The answers we seek are contained in the code, so what if we examine it directly? Python source is compiled to bytecode which you can read from within Python itself easily – it’s stored in the co_code member of a code object.
(A “code object”, by the way, is what you get if you call the built-in compile() function on some source code. There’s also one for every function (except built-ins/extension modules), in the function’s func_code member. Remember, in Python, everything is an object, even functions – with constructors and members and all that implies.)
If you print it out, though, it’s pretty cryptic:
>>> x = 'hi'
>>> def test():
... print x
>>> test.func_code.co_code
't\x00\x00GHd\x00\x00S'
Fortunately, Python has a disassembler in the standard library: dis. Although it’s not as Stygian as its name would suggest, it’s slightly danker than we’d like because it only outputs in human-readable text:
>>> import dis
>>> dis.dis(test)
2 0 LOAD_GLOBAL 0 (x)
3 PRINT_ITEM
4 PRINT_NEWLINE
5 LOAD_CONST 0 (None)
8 RETURN_VALUE
While this is normally what people want, we’re trying to examine code with code. At least that LOAD_GLOBAL looks kinda promising, right?
dis is itself written in Python, so it’s easy enough to make a new version that returns something machine-readable instead. I’m not going to walk you through it here – it’s mostly just a bunch of cut-and-paste – but I’ve put a copy online in the new kibble section, a sort of overflow bucket for the odds and ends that have nowhere else sensible to go.
It’s called discode.py, and contains the new disassemble function.
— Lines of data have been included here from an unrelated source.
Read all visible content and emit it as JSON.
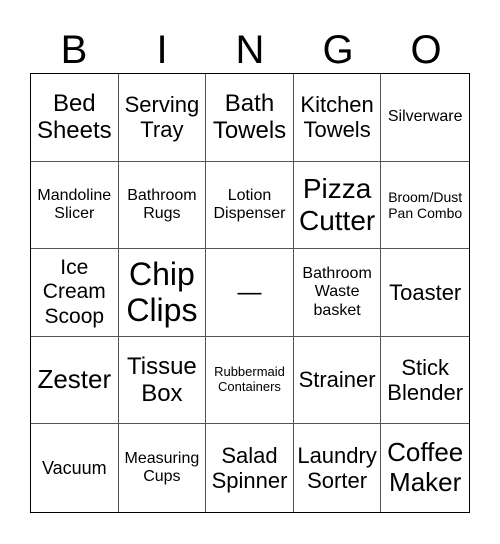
{
  "header": [
    "B",
    "I",
    "N",
    "G",
    "O"
  ],
  "cells": [
    "Bed\nSheets",
    "Serving\nTray",
    "Bath\nTowels",
    "Kitchen\nTowels",
    "Silverware",
    "Mandoline\nSlicer",
    "Bathroom\nRugs",
    "Lotion\nDispenser",
    "Pizza\nCutter",
    "Broom/Dust\nPan Combo",
    "Ice\nCream\nScoop",
    "Chip\nClips",
    "—",
    "Bathroom\nWaste\nbasket",
    "Toaster",
    "Zester",
    "Tissue\nBox",
    "Rubbermaid\nContainers",
    "Strainer",
    "Stick\nBlender",
    "Vacuum",
    "Measuring\nCups",
    "Salad\nSpinner",
    "Laundry\nSorter",
    "Coffee\nMaker"
  ]
}
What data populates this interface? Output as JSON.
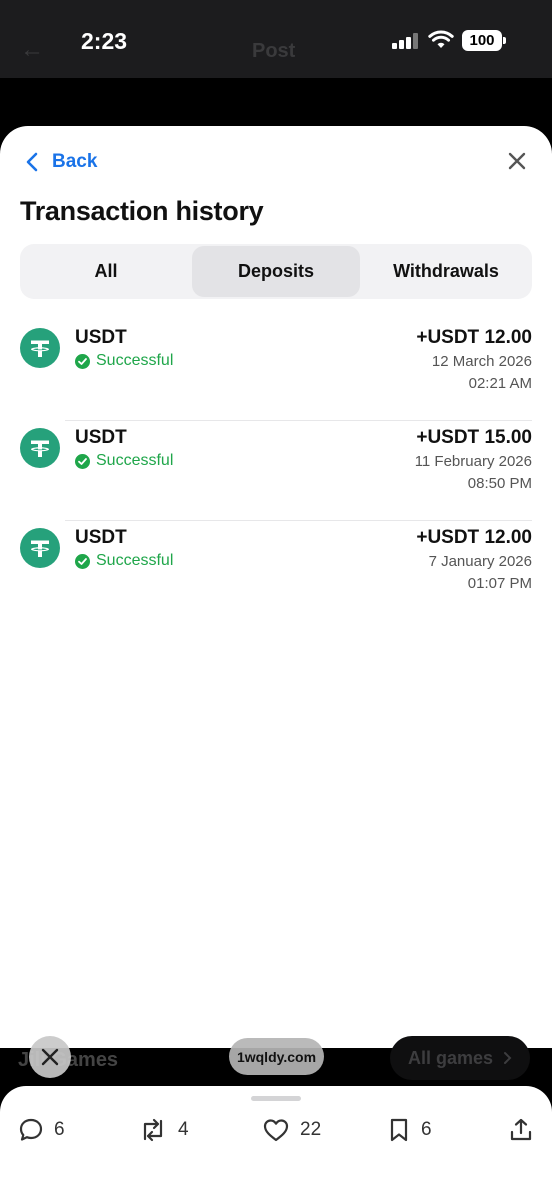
{
  "status_bar": {
    "time": "2:23",
    "battery": "100"
  },
  "background": {
    "page_title": "Post",
    "banner_left": "Jili Games",
    "banner_right": "All games"
  },
  "sheet": {
    "back_label": "Back",
    "title": "Transaction history",
    "tabs": [
      {
        "label": "All",
        "active": false
      },
      {
        "label": "Deposits",
        "active": true
      },
      {
        "label": "Withdrawals",
        "active": false
      }
    ],
    "transactions": [
      {
        "asset": "USDT",
        "status": "Successful",
        "amount": "+USDT 12.00",
        "date": "12 March 2026",
        "time": "02:21 AM",
        "icon": "tether-icon"
      },
      {
        "asset": "USDT",
        "status": "Successful",
        "amount": "+USDT 15.00",
        "date": "11 February 2026",
        "time": "08:50 PM",
        "icon": "tether-icon"
      },
      {
        "asset": "USDT",
        "status": "Successful",
        "amount": "+USDT 12.00",
        "date": "7 January 2026",
        "time": "01:07 PM",
        "icon": "tether-icon"
      }
    ]
  },
  "url_pill": "1wqldy.com",
  "actions": {
    "replies": "6",
    "reposts": "4",
    "likes": "22",
    "bookmarks": "6"
  },
  "colors": {
    "accent": "#1a73e8",
    "success": "#1fa64a",
    "tether": "#26a17b"
  }
}
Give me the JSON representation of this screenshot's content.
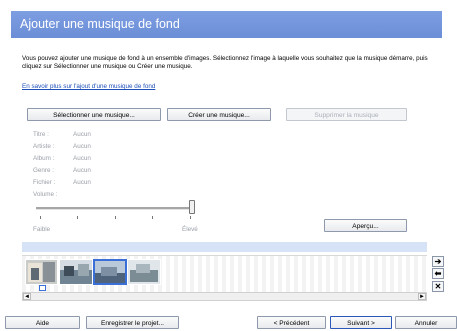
{
  "header": {
    "title": "Ajouter une musique de fond"
  },
  "intro": {
    "text": "Vous pouvez ajouter une musique de fond à un ensemble d'images. Sélectionnez l'image à laquelle vous souhaitez que la musique démarre, puis cliquez sur Sélectionner une musique ou Créer une musique.",
    "link": "En savoir plus sur l'ajout d'une musique de fond"
  },
  "actions": {
    "select_music": "Sélectionner une musique...",
    "create_music": "Créer une musique...",
    "remove_music": "Supprimer la musique"
  },
  "metadata": [
    {
      "label": "Titre :",
      "value": "Aucun"
    },
    {
      "label": "Artiste :",
      "value": "Aucun"
    },
    {
      "label": "Album :",
      "value": "Aucun"
    },
    {
      "label": "Genre :",
      "value": "Aucun"
    },
    {
      "label": "Fichier :",
      "value": "Aucun"
    },
    {
      "label": "Volume :",
      "value": ""
    }
  ],
  "volume": {
    "low_label": "Faible",
    "high_label": "Élevé",
    "level": 1.0
  },
  "preview_button": "Aperçu...",
  "filmstrip": {
    "selected_index": 2,
    "thumbnails": [
      "photo-1",
      "photo-2",
      "photo-3",
      "photo-4"
    ]
  },
  "side_controls": [
    "arrow-right-icon",
    "arrow-left-icon",
    "close-icon"
  ],
  "footer": {
    "help": "Aide",
    "save_project": "Enregistrer le projet...",
    "previous": "< Précédent",
    "next": "Suivant >",
    "cancel": "Annuler"
  },
  "colors": {
    "header": "#7394dc",
    "accent": "#3a6fd8"
  }
}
It returns a list containing a tuple for each bytecode instruction, constisting of the opcode name, the kind of argument it takes (local, global, constant, None, etc) and the value of the argument (or None).
And, by way of examples, there’s also a function that plucks out the names of the globals that a piece of code read (even inside lambda functions it defines), returning them in a set. It simply compares the opcode name to LOAD_GLOBAL as seen above, and also checks for code objects being loaded, and recurses on them.
I imagine there’s quite a lot else you could discover by scanning through the output of discode.disassemble() and analysing the results.